I was on my way home having spent three weeks travelling around Poland, somewhere between Danzig and Koszalin. No Facebook, no Twitter, no Internet, just a ropey mobile telephone connection to my roving text reporter – my brother – back home. We should all know what happened on that day: 1-0. 1-1. 1-2, 1-3, 1-4, 1-5, ende.
For many Germany supporters that night in Munich may have been painful, but like any wound one it would be quickly treated, bandaged and healed. The biggest home defeat for decades, a game that could never really be forgotten, but one that could be safely stored away in the somewhat sparse archive titled “bad memories” alongside Der Nicht-Angriffspakt von Gijon and that horrid evening in Rotterdam in June 2000.
For England on the other hand, September 1st 2001 would be the most glorious day in their footballing history since 1966. A game that would never be forgotten, one that would continue to be trotted out every time they lost to Portugal on penalties. A DVD best seller. A game that, in spite of its eventual meaninglessness, would continue to mark the memories of supporters notching up the years of accumulated hurt with every passing tournament.
…a German living in England was asked about that night in 2001. If the question was meant as the most hamfisted of provocations – and I think it was Sky News, so it would have been – the reply was a study in understated fly-squashing. “Yes,” said the German, gently. “I see the DVD is still selling in shops.”
(Marina Hyde, “World Cup 2010: One-sided rivalry remains football’s grand illusion”, guardian.co.uk, 24th June 2010)
While England continued to flatter to deceive after that astonishing September evening in Munich, football in Germany was finally given the shot in the arm that it so desperately needed. That same battered and broken side patched themselves together to make it all the way to the World Cup final the following year, but more crucially the 5-1 hammering proved to be something of a watershed in the future development of German football in that it paved the way for a faster, more skillful, modern game advocated by Jürgen Klinsmann – and with it the development of a more structured youth development system that has since provided ample riches for current Nationaltrainer and master tactician Joachim Löw.

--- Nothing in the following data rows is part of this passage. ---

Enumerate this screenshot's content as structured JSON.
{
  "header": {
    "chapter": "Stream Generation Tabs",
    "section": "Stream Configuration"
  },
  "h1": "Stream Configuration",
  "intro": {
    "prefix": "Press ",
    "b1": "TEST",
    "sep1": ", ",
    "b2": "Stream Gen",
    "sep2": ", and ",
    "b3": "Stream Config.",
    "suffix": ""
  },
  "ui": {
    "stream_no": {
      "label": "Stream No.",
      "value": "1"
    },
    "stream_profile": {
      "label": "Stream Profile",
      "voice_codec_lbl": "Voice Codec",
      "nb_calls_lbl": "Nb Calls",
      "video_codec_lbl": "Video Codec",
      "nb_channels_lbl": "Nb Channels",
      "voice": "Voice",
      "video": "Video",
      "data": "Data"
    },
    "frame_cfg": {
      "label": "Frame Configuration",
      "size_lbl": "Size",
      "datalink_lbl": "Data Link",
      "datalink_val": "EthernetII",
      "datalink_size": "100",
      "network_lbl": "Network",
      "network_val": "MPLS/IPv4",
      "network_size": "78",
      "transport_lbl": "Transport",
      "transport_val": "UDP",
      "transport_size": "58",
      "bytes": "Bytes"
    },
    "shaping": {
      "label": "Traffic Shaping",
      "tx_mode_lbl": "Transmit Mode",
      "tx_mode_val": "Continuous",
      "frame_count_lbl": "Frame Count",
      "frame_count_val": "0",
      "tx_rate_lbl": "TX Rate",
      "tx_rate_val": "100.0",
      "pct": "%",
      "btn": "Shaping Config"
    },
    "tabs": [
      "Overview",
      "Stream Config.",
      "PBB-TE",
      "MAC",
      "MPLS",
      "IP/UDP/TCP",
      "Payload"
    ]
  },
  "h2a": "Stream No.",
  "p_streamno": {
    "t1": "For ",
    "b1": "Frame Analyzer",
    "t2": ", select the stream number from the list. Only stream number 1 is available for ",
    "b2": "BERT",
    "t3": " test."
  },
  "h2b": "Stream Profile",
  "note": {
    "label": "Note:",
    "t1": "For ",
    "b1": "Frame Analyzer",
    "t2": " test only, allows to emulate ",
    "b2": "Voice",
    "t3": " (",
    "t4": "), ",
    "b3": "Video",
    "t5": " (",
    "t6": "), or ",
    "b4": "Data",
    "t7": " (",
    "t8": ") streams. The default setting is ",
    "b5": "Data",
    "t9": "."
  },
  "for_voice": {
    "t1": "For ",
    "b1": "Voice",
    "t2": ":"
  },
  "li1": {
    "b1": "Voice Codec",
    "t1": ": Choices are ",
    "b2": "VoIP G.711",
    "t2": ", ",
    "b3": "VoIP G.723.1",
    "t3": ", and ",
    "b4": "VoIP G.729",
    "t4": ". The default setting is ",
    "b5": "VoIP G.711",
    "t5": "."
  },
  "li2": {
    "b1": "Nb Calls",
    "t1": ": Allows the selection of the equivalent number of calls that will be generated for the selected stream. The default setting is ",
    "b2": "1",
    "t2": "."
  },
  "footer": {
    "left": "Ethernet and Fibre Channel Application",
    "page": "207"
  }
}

One doesn’t need to go beyond the raw statistical reality: in the last decade England has gone no further than the last eight in all the major tournaments they have competed in; Germany meanwhile have achieved four top-three finishes in five starts, and the current squad has been widely touted as one of the favourites for both Euro 2012 and the next World Cup in 2014.
It’s really rather sad, and reminds me of some pitiful soul showing off a creased, grubby old photograph of a pretty girl he once went out with for a few days at school. “I had her once,” he sighs, conveniently forgetting to inform us that the object of his youthful desire is now happily married to a hated classmate he once administered a one-off kicking to. Then of course there’s the two fresh-faced kids and the very pleasant beach-side house on the island of Sylt.
With this all in mind, it is perhaps a little absurd to dredge up the memories of ten years ago: trust the Daily Mail to churn out a pointless ten-year anniversary piece, then.